If you know someone who runs one of those charities that donates eyeglasses to the needy, now would be the time to point them in the direction of Lindsay Lohan, because bitch is clearly going blind if she can’t see how truly messy those stairs are behind her.

Yesterday, the itchy drug-resistant rash America gave to England posted a picture of herself wearing one of those waist trainers to Twitter. And just like the last time she tried to post a sexy body selfie, the right side of her body was lousy with janky Photoshop fuckery and a bunch of people called her ass out for it. Sidebar: you know you’re dealing with a truly busted photo when the giant pair of pastel green spandex-wrapped pussy lips aren’t thing first thing your eyes are drawn to.
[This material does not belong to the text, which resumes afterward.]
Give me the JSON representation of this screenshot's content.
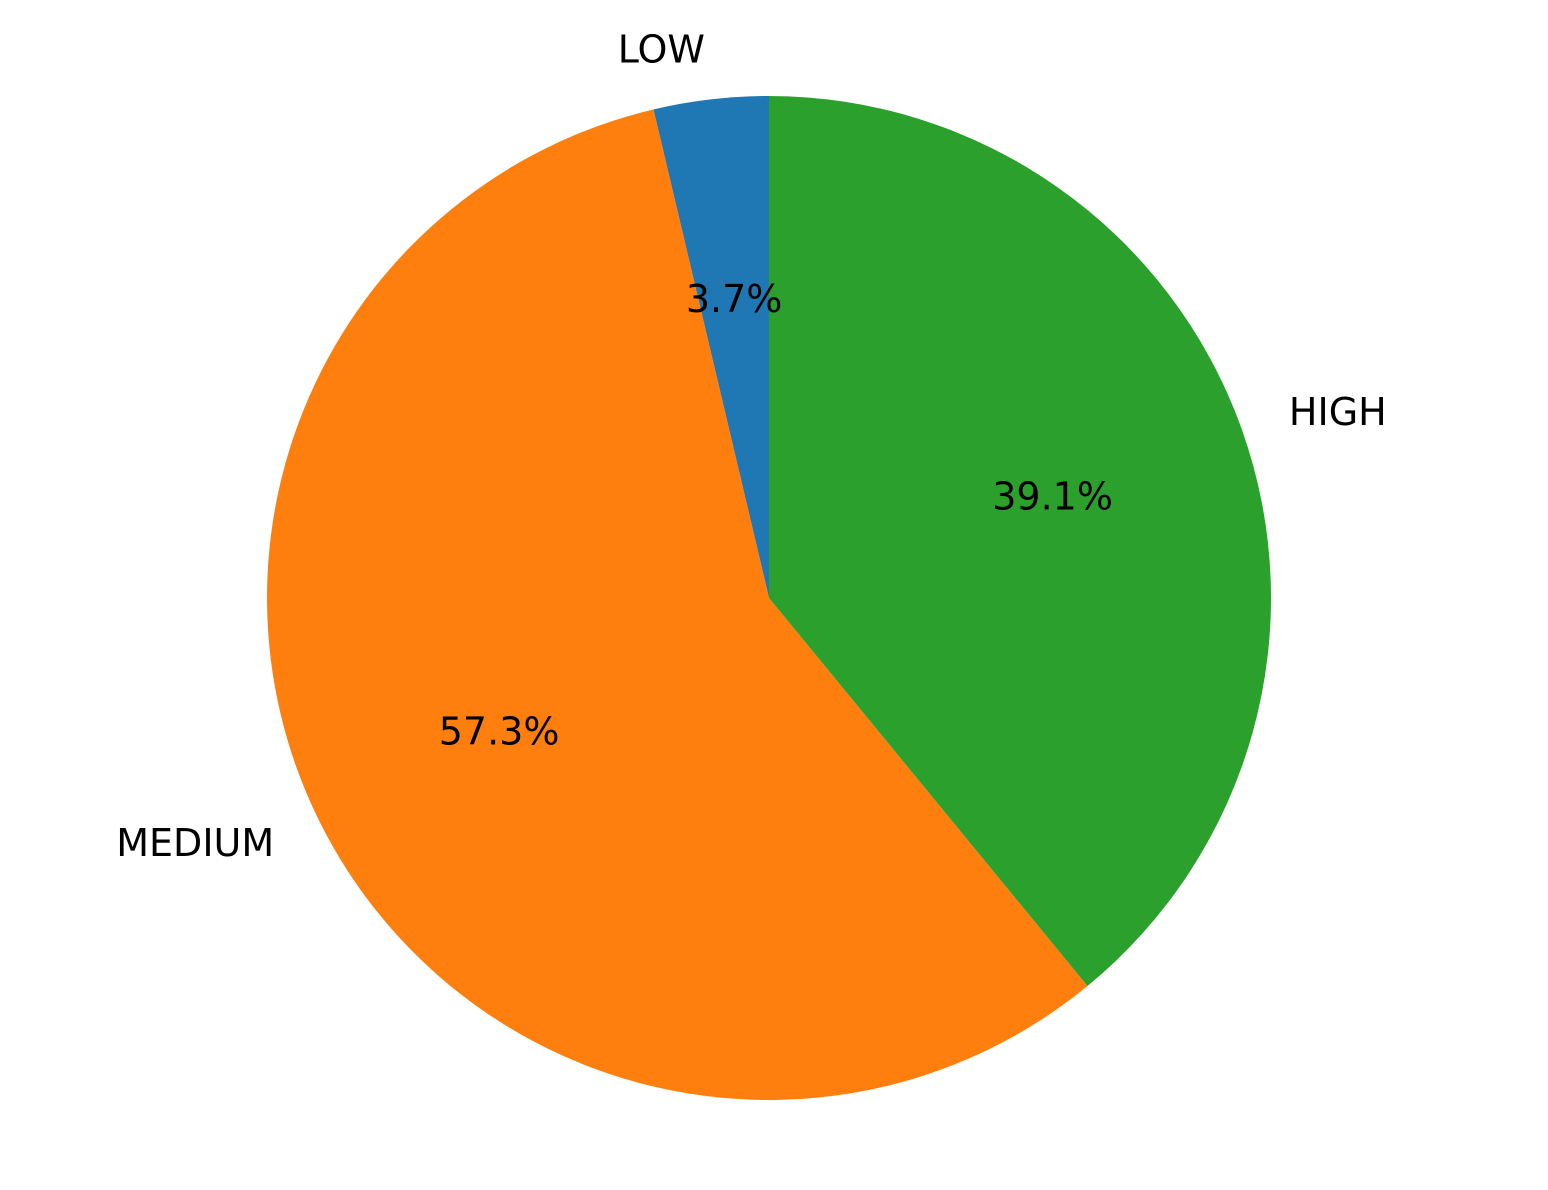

Of course, once the Apricot Ashtray realized that she’d been caught trying to shrink her waist with the liquify tool, she yanked the picture. A little while later, she uploaded it once again, this time with a set of stairs that didn’t look like they weren’t built by Salvador Dali. But it was too late. Everyone already saw those warped stairs and floor tiles. Sweet Jesus, those floor tiles! If that’s not the result of shitty Photoshop, then HGTV’s Scott McGillivray better get his hot ass to whatever severely flood-damaged basement Lohan took this picture in and fix it.

How many times does this kind of crap have to happen before famous vain types will finally learn to stop posing in front of stairs if they plan on sneakily Photoshopping the hell out of themselves? Stairs will rat you out every time!